New Delhi: Comptroller and Auditor General of India (CAG) has pulled up Delhi Metro Rail Corporation Ltd (DMRCL) for not following the Urban Development Ministry’s orders on debt-equity ratio for the Airport Metro project. As a result, the operator, Delhi Airport Metro Express Private Ltd. (DAMEPL), brought in a paid-up equity of only Rs.1.00 Lakh to operate the project, which had a cost of Rs.5,697 crore.
The Urban Development Ministry had asked DMRC to put in a condition providing for a debt-equity ratio of 7:3 in the concession agreement. But, DMRC did not do so, the CAG pointed out. Concession agreement is the contract between DMRC and DAMEPL.

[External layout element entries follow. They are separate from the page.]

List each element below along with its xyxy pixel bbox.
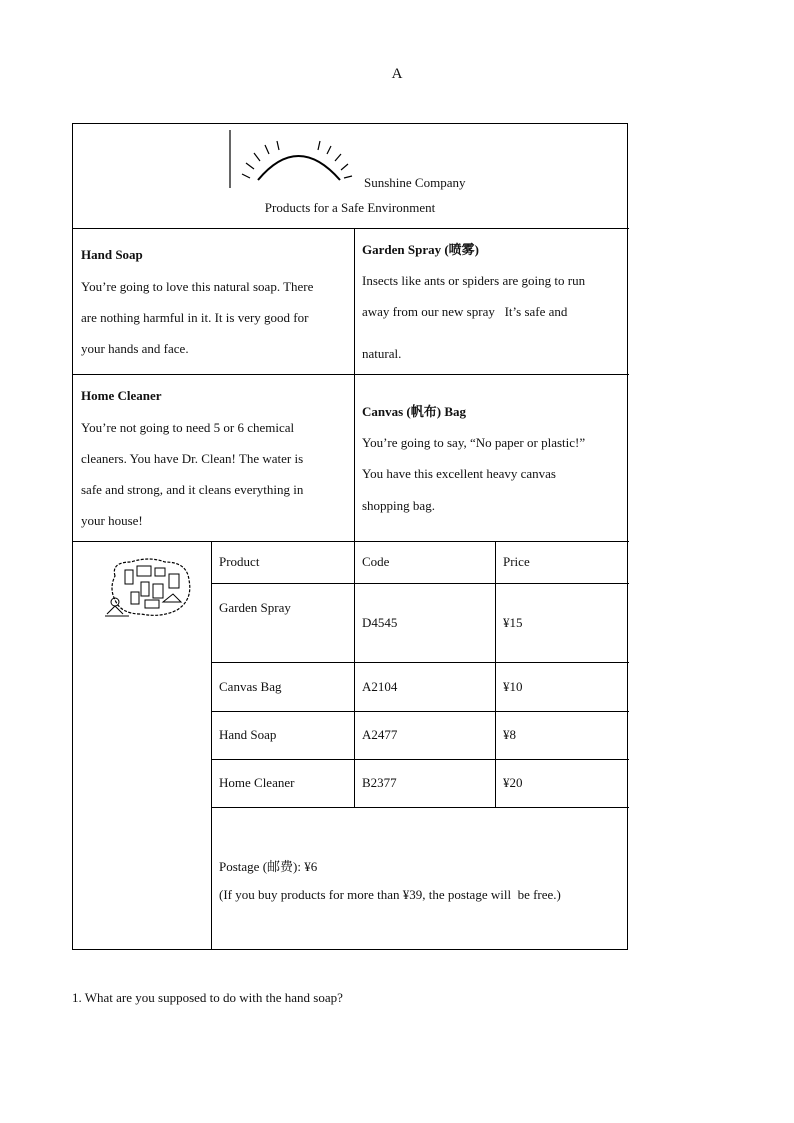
table-cell-code: A2104 <box>362 679 398 694</box>
garden-spray-text: natural. <box>362 346 402 361</box>
canvas-bag-text: shopping bag. <box>362 498 435 513</box>
table-cell-code: B2377 <box>362 775 397 790</box>
garden-spray-title: Garden Spray (喷雾) <box>362 242 480 257</box>
section-heading: A <box>391 66 403 82</box>
home-cleaner-text: cleaners. You have Dr. Clean! The water is <box>81 451 304 466</box>
table-cell-product: Canvas Bag <box>219 679 282 694</box>
company-name: Sunshine Company <box>364 175 466 190</box>
company-slogan: Products for a Safe Environment <box>264 200 436 215</box>
table-cell-price: ¥20 <box>503 775 523 790</box>
home-cleaner-title: Home Cleaner <box>81 388 162 403</box>
advertisement-table <box>72 123 628 950</box>
postage-note: (If you buy products for more than ¥39, the postage will be free.) <box>219 887 561 902</box>
hand-soap-text: You’re going to love this natural soap. There <box>81 279 314 294</box>
table-cell-price: ¥15 <box>503 615 523 630</box>
hand-soap-text: are nothing harmful in it. It is very good for <box>81 310 309 325</box>
garden-spray-text: Insects like ants or spiders are going to run <box>362 273 586 288</box>
table-cell-product: Garden Spray <box>219 600 291 615</box>
table-cell-price: ¥8 <box>503 727 516 742</box>
canvas-bag-title: Canvas (帆布) Bag <box>362 404 467 419</box>
postage-text: Postage (邮费): ¥6 <box>219 859 318 874</box>
garden-spray-text: away from our new spray It’s safe and <box>362 304 568 319</box>
home-cleaner-text: your house! <box>81 513 143 528</box>
hand-soap-text: your hands and face. <box>81 341 189 356</box>
sunshine-logo-icon <box>228 130 358 190</box>
question-1: 1. What are you supposed to do with the hand soap? <box>72 990 343 1005</box>
hand-soap-title: Hand Soap <box>81 247 143 262</box>
column-header-price: Price <box>503 554 530 569</box>
table-cell-product: Hand Soap <box>219 727 277 742</box>
table-cell-code: D4545 <box>362 615 398 630</box>
column-header-code: Code <box>362 554 390 569</box>
table-cell-price: ¥10 <box>503 679 523 694</box>
home-cleaner-text: safe and strong, and it cleans everything in <box>81 482 304 497</box>
column-header-product: Product <box>219 554 260 569</box>
canvas-bag-text: You’re going to say, “No paper or plastic!” <box>362 435 586 450</box>
home-cleaner-text: You’re not going to need 5 or 6 chemical <box>81 420 295 435</box>
products-illustration-icon <box>101 556 193 620</box>
canvas-bag-text: You have this excellent heavy canvas <box>362 466 556 481</box>
table-cell-code: A2477 <box>362 727 398 742</box>
table-cell-product: Home Cleaner <box>219 775 295 790</box>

The Airport Metro project in Delhi, the first metro to be implemented on public-private partnership basis, is under scanner after DAMEPL, a Reliance Infra special purpose vehicle, withdrew unilaterally from the project. Now, DMRC has been forced to operate the loss-making project. “Audit observed that Ministry’s orders for maintaining debt-equity ratio of 7:3 were neither incorporated in concession agreement nor complied by concessionaire,” CAG said.
Airport Metro operator’s investments went to Reliance Mutual Funds
The CAG also pointed out that investments from DAMEPL’s escrow account went only into Reliance mutual funds, while multiple investments were permitted, including Government securities. These investments were listed in the procedure to operate the escrow account between DAMEPL and Axis Bank, said CAG. In effect, mutual fund schemes of Reliance received Rs.6.01 crore (2009-10), Rs.222.3 crore (2010-11) and Rs.0.55 crore (2011-12), CAG has said.
The audit body also said that DMRC failed to ensure the payments due to it and also withdrawals from escrow accounts, as per agreements.
CAG says DMRC gave undue advantage to Reliance Delhi Airport Metro Express Pvt Ltd
The CAG has pulled up Delhi Metro Rail Corporation for relaxing payment conditions for Rs 448 crore owed by Delhi International Airport Limited (DIAL) in lieu of construction work carried out on Airport Metro Line.
In its report, the auditor said that when the Airport Metro link was envisaged it was agreed that DIAL would pay upfront Rs 350 crore for civil work for the line inside the airport. An Empowered Group of Ministers (EGoM) had approved this plan, the report said.
DIAL then asked DMRC to build a station near National Highway-8 to serve its commercial areas for which it promised an additional Rs 98 crore to be paid in advance. Commercial rights of NH-8 and airport metro stations were given to DIAL.
The CAG observed that DMRC relaxed the terms and allowed DIAL to pay the amount in four instalments, which was in contravention of the government’s approval for the payment of construction costs upfront.
The report said that DMRC had eased the conditions on a request by secretary of the civil aviation.
The CAG also said that while the four instalments had to be paid on the first day of June 2009, September 2009, December 2009 and March 2010, DIAL did not make the payments as per the agreed schedule and an amount of Rs 54.43 crore was still outstanding as on February, 2013.
However, DMRC in its reply to the auditor in October last year claimed that there was no favour or undue advantage to DIAL, the report says it is not clear “why stage payments were accepted, when it was very clear from the conception stage of the project itself that this payment was to be made upfront.”
The CAG report has also found fault with the DMRC for having written a recommendation letter to the customs department which enabled, the Airport metro line operator – Delhi Airport Metro Express Private limited (DAMEPL) to get a benefit of Rs 29.56 crore.